Obrazek użytkownika Anonymous
Obrazek użytkownika ccassiumm7
7 lat temu Za lasami, za morzami kwitnie miłość nieodwzajemniona wizami! A.    „Izolacjonizm” przypisuje się pierwszemu prezydentowi Stanów zjednoczonych  Jerzemu Waszyngtonowi. Natomiast prezydent James Monroe przedstawił w orędziu do Kongresu zasady polityki zagranicznej Stanów Zjednoczonych autorstwa sekretarza stanu Johna Quincy’ego Adamsa.
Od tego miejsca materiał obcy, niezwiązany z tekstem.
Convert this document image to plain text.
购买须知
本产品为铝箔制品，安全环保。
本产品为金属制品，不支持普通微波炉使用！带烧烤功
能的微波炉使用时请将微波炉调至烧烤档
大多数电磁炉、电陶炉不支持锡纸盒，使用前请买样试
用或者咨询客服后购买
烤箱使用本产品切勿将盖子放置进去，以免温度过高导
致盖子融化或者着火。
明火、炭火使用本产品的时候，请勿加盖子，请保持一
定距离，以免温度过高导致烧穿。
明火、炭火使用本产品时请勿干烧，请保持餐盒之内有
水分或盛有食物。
Brzmiały one następująco: 1.   Żaden z amerykańskich kontynentów nie może być obecnie ani w przyszłości obiektem kolonizacji. 2.   Stany Zjednoczone sprzeciwiają się jakimkolwiek próbom restauracji europejskich, niedemokratycznych systemów monarchicznych w Ameryce. 3.   Stany Zjednoczone nie będą ingerować w problemy kolonii europejskich (np. Kanady). 4.   Stany Zjednoczone odżegnują się od jakichkolwiek ingerencji w wewnętrzne sprawy państw europejskich. Doktryna ta nie została w pełni wprowadzona ze względu na rozkład sił na świecie. Na marginesie… prezydent Wilson doprowadził do amerykańskiej dominacji w regionie Karaibów, wypierając z tego obszaru wpływy brytyjskie. B.    Krwawa Wojna secesyjna nie ma tu nic do rzeczy. „Za Wolność Waszą i Naszą”  należało wówczas poślinić ołówek kopiowy i odpowiedzieć pozytywnie na prośbę Napoleona III. Chodziło tylko by „ rząd prezydenta Lincolna  przyłączył się do francusko-angielskich interwencji dyplomatycznych”! Tyle i aż tyle! „Dopiero jak pojawiła się większa groźba dla amerykańskich interesów, zaczęli spoglądać na to co się dzieje  za granicą.” Czyżby? Spoglądać zaczynali jak poczuli zapach zysków!!! Tak było podczas I WŚ jak i podczas II WŚ! I trzeba przyznać, ze potrafili nawet sojuszników zgrabnie wydudkać . Dzisiaj słysząc w orędziu pana prezydenta Donalda Johna Trumpa: „"Odbudujemy nasz kraj amerykańskimi rękami i amerykańską pracą. Wprowadzimy dwie zasady - kupuj amerykańskie i zatrudniaj Amerykanów" –  zastanawiam się czy  to też aspekt izolacjonizmu? 2 Wojska USA to poważne zagrożenie dla Polski.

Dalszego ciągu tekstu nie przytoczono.